Bagian dari pekerjaannya, katanya, melibatkan inventarisasi pertanian yang tidak aktif di sepanjang Sungai San Juan di San Juan County, Utah, dan merevitalisasinya dengan makanan Pribumi.
Sintia Wilson:
“Proyek pemulihan kentang Four Corners ini adalah tanggung jawab leluhur untuk meneruskan ajaran tersebut. Agar kita ingat mengapa nenek moyang kita meninggalkan benih itu untuk kita, dan bahwa kita dapat kembali ke praktik berkelanjutan ini dalam komitmen kita terhadap lanskap.”

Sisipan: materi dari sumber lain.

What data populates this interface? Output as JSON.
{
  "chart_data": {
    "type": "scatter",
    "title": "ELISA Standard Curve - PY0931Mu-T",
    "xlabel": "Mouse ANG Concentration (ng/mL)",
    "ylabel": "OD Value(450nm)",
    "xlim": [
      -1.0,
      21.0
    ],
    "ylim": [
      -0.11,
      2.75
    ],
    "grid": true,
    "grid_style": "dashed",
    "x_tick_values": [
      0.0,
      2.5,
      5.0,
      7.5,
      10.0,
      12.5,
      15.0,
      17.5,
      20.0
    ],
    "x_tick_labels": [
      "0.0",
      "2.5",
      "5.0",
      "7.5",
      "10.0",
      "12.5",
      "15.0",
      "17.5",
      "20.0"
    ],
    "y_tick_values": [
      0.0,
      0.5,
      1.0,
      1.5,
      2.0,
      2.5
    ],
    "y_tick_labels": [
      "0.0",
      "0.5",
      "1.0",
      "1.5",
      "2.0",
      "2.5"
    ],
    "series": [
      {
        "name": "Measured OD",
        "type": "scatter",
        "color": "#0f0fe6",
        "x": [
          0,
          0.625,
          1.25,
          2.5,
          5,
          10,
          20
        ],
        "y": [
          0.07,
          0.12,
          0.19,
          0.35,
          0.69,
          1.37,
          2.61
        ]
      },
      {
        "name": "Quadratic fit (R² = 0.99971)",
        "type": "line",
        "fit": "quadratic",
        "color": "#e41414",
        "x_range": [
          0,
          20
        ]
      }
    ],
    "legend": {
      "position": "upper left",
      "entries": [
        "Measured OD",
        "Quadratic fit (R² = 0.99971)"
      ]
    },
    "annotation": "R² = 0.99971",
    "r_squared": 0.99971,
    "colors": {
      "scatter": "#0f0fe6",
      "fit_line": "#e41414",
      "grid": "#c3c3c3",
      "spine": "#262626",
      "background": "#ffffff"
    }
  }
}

Dia menambahkan bahwa dia berharap karyanya akan membantu orang terhubung kembali dengan ajaran leluhur.
Sintia Wilson:
“Bagaimana menanam benih, dan bagaimana melestarikan air, melestarikan tanah, dan melakukan persembahan kami untuk memanen alat masak kami sendiri, dan obat-obatan kami sendiri dan memberikan kembali ke tanah.”
Valerie Nuvayestewa:
“Kami selalu menanami ladang kami tidak peduli apa, setiap tahun, terlepas dari apakah kami mendapat hujan atau salju. Kami diajari bahwa Anda menanam, dan Anda memiliki keyakinan bahwa hujan akan datang mengunjungi jagung dan umbi kentang.”